Ülkenin 2002 öncesinde gerek yüksek enflasyonla gerekse IMF niyet mektuplarıyla çok hırpalandığını ve yorulduğunu anlatan Soylu, "Bütün dünya ülkeleri bu meseleleri halletmişken Türkiye bir gecede yüzde bin 600'lere fırlayan faizleri gördü. Darbe ürünü anayasalarla, o anayasalar ve kurumlarının siyaseti tıkamasıyla bu ülke çok çekmiştir ve çok zaman kaybetmiştir." ifadelerini kullandı.

Soylu, Türkiye'de insanların sürekli politize edilmekten yorulduğuna dikkati çekti.
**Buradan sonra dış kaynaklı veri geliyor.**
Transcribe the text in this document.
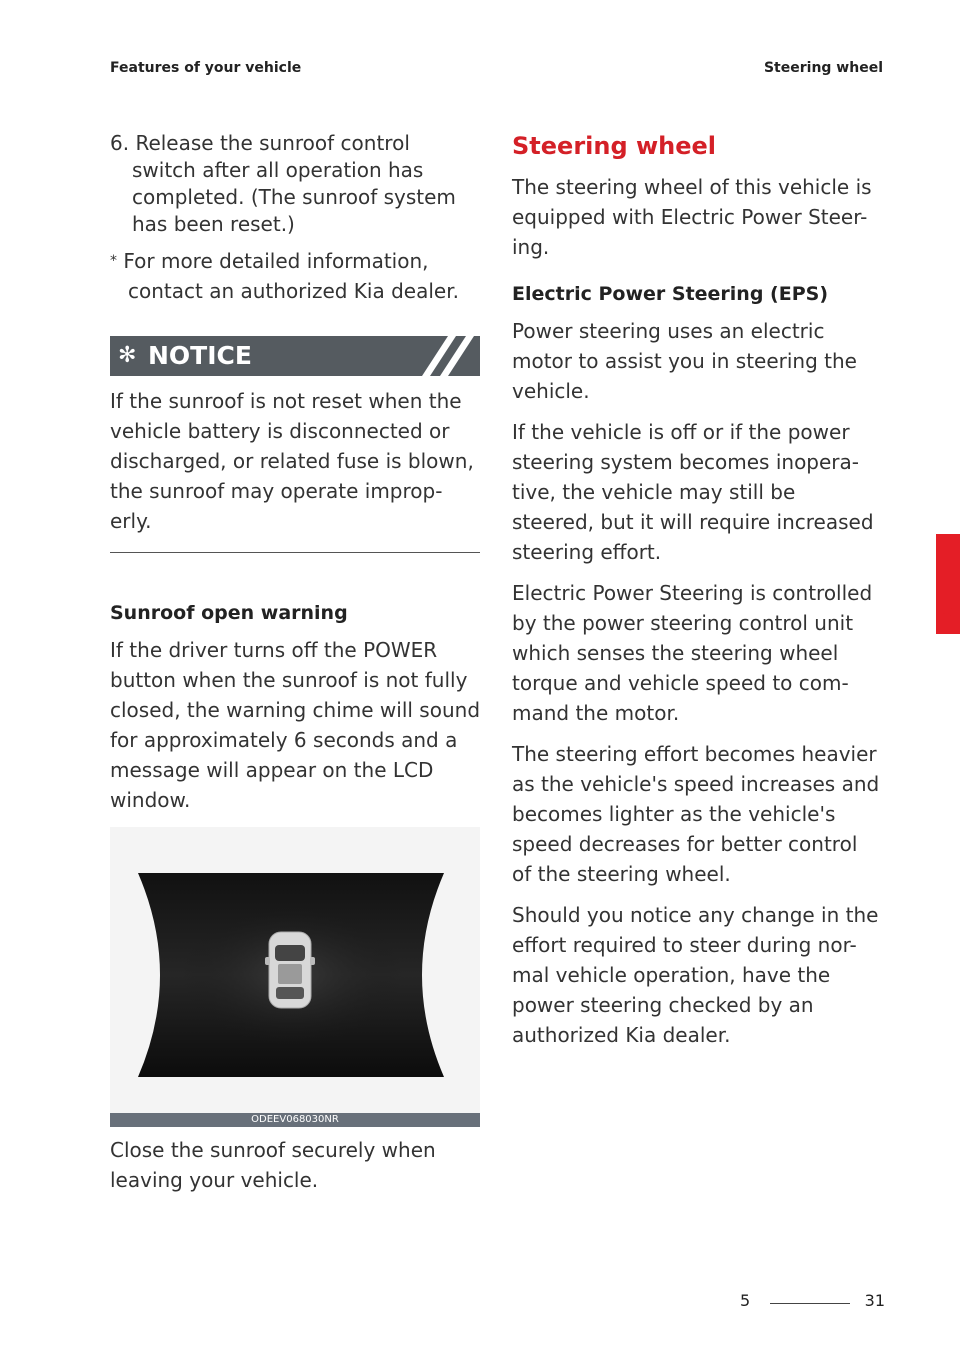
Features of your vehicle	Steering wheel

6. Release the sunroof control switch after all operation has completed. (The sunroof system has been reset.)

* For more detailed information, contact an authorized Kia dealer.

✻ NOTICE

If the sunroof is not reset when the vehicle battery is disconnected or discharged, or related fuse is blown, the sunroof may operate improp-erly.

Sunroof open warning

If the driver turns off the POWER button when the sunroof is not fully closed, the warning chime will sound for approximately 6 seconds and a message will appear on the LCD window.

ODEEV068030NR

Close the sunroof securely when leaving your vehicle.

Steering wheel

The steering wheel of this vehicle is equipped with Electric Power Steer-ing.

Electric Power Steering (EPS)

Power steering uses an electric motor to assist you in steering the vehicle.

If the vehicle is off or if the power steering system becomes inopera-tive, the vehicle may still be steered, but it will require increased steering effort.

Electric Power Steering is controlled by the power steering control unit which senses the steering wheel torque and vehicle speed to com-mand the motor.

The steering effort becomes heavier as the vehicle's speed increases and becomes lighter as the vehicle's speed decreases for better control of the steering wheel.

Should you notice any change in the effort required to steer during nor-mal vehicle operation, have the power steering checked by an authorized Kia dealer.

5
5	31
Türkiye'nin, ekonomisinin sürekli darbeler ve koalisyon tehditleriyle yaralanmasından yorulduğunu söyleyen Soylu, şunları kaydetti:

 "Türkiye'deki herhangi bir esnaf, Avrupa'daki bir milletvekilinden daha fazla siyaset konuşmaktadır. Türkiye'de siyaseti darbelerle, sürekli krizlerle konuşan siyaset, 1960 ve 1982 anayasalarının ürünü olduğu için sürekli hırpalanmakta ve sürekli milletle arası açılmaktadır çünkü bu sistem sorun çözmeyen, bizatihi sorun üreten bir siyaset ortaya koymaktadır. Bu sebeple Türkiye bu sistemi değiştirmeli ve acilen 21'inci yüzyılın parametrelerine uygun, yeni, hızlı karar alabilen, tam demokratik, her türlü vesayeti reddeden bir hükümet modeline geçmelidir. Dünyada eğer bir tek ülke varsa demokrasiyi hak eden ülke hem de mücadele ederek, başvekilinin idam edilmesine rağmen siyasetle ayakta durabilen ve ülkesini darbelerin kıskacından kurtulduğu zaman dilimleri içerisinde büyütmek için çaba sarf eden bir ülke varsa o ülkenin adı Türkiye Cumhuriyeti Devleti'nin bulunduğu Türkiye'dir."